-processorpath & META-INF/services/javax.annotation.processing.Processor
Jesse Glick
jesse.glick at oracle.com
Thu Jan 26 05:44:40 PST 2012
A couple of other points on this topic I just thought of.
On 01/24/2012 06:02 AM, Jesse Glick wrote:
> It would be nice if [...when] module A provides javax.annotation.processing.Processor with some processor impl, then compilation of a module requiring A will run that
> processor if there are matching annotations
A longstanding irritation in 269 is that if as a library designer you do supply both an annotation and a matching processor, you have to choose between
1. Include the processor in the same module/JAR/etc. as the annotation (registered in ServiceLoader style). Ensures that everyone using the library (*) runs the processor
automatically. But makes the library a bit larger, and may introduce additional dependencies not used at runtime.
2. Place the processor in a different module. Keeps the library slimmer, but means that users will not have the processor run by default - they would need to check the
documentation of each library they use which defines any annotations and manually configure a processor path, which is unmaintainable when more than a couple of such
libraries are involved.
It would be a valuable improvement to let a library module declare that it has an associated processor module to be used only during compilation. Specifically, any module
requiring that library (incl. indirectly via "requires public") should include the processor module in its processorpath or equivalent.

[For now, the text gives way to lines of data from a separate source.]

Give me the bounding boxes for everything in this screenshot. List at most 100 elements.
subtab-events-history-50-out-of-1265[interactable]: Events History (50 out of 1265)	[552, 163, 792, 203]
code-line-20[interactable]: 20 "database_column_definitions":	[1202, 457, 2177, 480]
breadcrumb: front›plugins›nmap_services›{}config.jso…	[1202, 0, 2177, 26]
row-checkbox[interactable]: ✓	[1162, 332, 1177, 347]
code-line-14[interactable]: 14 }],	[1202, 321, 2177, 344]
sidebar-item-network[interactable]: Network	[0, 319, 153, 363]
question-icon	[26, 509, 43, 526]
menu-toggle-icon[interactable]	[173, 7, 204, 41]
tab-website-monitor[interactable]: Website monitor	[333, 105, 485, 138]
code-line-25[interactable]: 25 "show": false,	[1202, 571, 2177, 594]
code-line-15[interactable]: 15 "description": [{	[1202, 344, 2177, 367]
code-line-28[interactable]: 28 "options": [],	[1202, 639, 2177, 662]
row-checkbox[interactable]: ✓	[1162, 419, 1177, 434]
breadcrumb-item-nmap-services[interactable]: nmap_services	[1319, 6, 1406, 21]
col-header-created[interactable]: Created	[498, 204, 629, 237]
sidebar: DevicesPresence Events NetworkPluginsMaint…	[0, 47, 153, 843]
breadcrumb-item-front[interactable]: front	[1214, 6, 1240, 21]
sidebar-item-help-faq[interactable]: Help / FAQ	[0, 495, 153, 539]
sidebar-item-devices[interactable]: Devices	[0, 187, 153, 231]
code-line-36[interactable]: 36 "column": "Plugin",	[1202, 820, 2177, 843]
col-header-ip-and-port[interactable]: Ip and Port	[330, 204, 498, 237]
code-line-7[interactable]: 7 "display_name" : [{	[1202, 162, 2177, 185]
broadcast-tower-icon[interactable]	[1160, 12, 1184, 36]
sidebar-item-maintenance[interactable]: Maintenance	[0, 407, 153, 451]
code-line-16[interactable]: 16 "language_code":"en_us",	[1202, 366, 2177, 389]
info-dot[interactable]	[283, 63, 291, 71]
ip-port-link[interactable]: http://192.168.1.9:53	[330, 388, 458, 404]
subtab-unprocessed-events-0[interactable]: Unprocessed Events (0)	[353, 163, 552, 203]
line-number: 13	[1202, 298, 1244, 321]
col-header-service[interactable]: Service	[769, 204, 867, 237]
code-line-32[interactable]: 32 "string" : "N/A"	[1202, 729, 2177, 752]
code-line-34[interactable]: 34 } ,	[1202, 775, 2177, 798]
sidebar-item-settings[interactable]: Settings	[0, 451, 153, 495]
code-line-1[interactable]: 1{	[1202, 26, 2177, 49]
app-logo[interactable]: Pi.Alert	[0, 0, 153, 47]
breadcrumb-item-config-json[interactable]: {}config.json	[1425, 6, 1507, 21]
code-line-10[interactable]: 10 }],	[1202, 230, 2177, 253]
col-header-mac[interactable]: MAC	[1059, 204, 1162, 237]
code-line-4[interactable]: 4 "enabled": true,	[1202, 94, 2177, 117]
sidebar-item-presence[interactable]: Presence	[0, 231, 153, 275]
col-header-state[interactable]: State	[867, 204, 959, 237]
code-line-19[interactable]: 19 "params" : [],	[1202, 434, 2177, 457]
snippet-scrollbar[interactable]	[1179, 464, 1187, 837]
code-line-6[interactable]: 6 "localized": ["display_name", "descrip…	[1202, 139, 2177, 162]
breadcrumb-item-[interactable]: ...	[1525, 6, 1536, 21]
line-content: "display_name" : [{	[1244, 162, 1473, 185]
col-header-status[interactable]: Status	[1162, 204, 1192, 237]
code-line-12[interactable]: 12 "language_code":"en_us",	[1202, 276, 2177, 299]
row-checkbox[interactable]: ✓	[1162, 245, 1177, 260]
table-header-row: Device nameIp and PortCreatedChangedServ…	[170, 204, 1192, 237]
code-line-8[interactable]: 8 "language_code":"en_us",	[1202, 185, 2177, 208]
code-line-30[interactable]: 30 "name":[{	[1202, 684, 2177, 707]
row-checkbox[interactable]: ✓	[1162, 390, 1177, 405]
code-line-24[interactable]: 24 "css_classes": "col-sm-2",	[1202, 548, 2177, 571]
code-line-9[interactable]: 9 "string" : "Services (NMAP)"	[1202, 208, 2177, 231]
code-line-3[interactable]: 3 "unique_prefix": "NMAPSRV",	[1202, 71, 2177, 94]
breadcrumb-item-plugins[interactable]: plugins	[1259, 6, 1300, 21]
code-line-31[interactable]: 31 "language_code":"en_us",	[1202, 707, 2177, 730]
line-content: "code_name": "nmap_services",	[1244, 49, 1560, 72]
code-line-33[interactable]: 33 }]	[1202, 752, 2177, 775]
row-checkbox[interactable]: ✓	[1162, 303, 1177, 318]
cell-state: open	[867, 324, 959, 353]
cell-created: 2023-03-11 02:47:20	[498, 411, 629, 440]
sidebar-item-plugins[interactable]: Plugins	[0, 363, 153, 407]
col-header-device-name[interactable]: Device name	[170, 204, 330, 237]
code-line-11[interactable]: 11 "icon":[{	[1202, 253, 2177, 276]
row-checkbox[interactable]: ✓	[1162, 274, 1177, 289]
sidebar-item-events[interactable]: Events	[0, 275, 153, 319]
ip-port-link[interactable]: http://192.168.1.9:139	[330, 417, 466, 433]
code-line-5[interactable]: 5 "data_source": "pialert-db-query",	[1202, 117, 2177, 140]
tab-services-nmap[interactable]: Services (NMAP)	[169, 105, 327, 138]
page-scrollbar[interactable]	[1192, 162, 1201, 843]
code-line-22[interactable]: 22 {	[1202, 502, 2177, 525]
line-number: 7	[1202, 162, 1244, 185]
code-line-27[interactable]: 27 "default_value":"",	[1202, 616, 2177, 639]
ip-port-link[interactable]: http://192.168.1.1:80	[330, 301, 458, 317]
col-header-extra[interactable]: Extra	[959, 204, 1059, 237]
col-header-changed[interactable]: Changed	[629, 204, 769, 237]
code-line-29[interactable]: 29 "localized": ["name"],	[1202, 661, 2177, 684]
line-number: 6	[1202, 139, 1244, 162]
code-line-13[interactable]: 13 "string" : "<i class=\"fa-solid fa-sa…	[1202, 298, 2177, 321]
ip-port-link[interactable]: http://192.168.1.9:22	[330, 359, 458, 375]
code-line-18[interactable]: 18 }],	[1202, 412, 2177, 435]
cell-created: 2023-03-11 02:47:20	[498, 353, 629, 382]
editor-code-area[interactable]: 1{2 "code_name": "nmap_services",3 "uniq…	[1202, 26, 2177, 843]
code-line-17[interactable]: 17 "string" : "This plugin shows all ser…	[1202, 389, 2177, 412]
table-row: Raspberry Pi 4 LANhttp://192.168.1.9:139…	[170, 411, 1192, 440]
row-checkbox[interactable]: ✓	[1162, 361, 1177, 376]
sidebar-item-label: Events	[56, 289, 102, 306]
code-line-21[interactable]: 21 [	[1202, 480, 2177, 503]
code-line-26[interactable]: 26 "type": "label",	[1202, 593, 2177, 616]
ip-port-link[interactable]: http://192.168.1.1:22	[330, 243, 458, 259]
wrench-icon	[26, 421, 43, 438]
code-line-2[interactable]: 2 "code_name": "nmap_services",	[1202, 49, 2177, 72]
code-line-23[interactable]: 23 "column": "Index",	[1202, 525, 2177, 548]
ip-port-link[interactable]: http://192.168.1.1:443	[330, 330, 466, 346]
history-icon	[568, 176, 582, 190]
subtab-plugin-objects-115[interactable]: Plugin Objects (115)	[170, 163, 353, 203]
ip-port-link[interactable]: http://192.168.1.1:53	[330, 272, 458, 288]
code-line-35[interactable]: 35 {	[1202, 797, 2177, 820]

For example:
module lib {
exports lib;
requires processor service lib.proc; // syntax??
}
package lib;
public @interface Anno {}
module lib.proc {
requires lib;
provides service javax.annotation.processing.Processor with lib.proc.Proc;
}
package lib.proc;
@javax.annotation.processing.SupportedAnnotationTypes("lib.Anno")
public class Proc extends javax.annotation.processing.AbstractProcessor {...}
module user {
requires lib;
// "requires processor lib.proc" is implied
}
package user;
// lib.proc.Proc will be run on this:
@lib.Anno class C {}
(There probably needs to be some way of overriding processor discovery, like -proc:none or -processor only.This in current versions of javac.)
Another 269-related consideration is how processors will actually be run in JDK 8 javac. Currently the contents of -processorpath (defaulting to -classpath) are dumped
into a URLClassLoader and then ServiceLoader or the equivalent is used for discovery if -processor is not given. In a modular environment, you would expect each
ProcessingEnvironment to be associated with a transient LoaderPool (?) so that the semantics of the module system - especially dependencies and exported types - are used
for loading processors and their associated classes.
(The Javadoc of ProcessingEnvironment currently says "from the perspective of the running annotation processors, at least the chosen subset of helper classes are viewed
as being loaded by the same class loader"; this would need to be updated to refer to modules.)
TBD how modular javac should behave w.r.t. processors when run on an older JDK, as is the case for bootstrapping the JDK itself. If it knew how to resolve module
dependencies, it could fall back to computing the transitive closure of dependencies of all processor modules and creating a URLClassLoader. But if the JDK does not use
269 internally - or only in higher-level modules that can be built after javac has been bootstrapped - then this may not be an issue.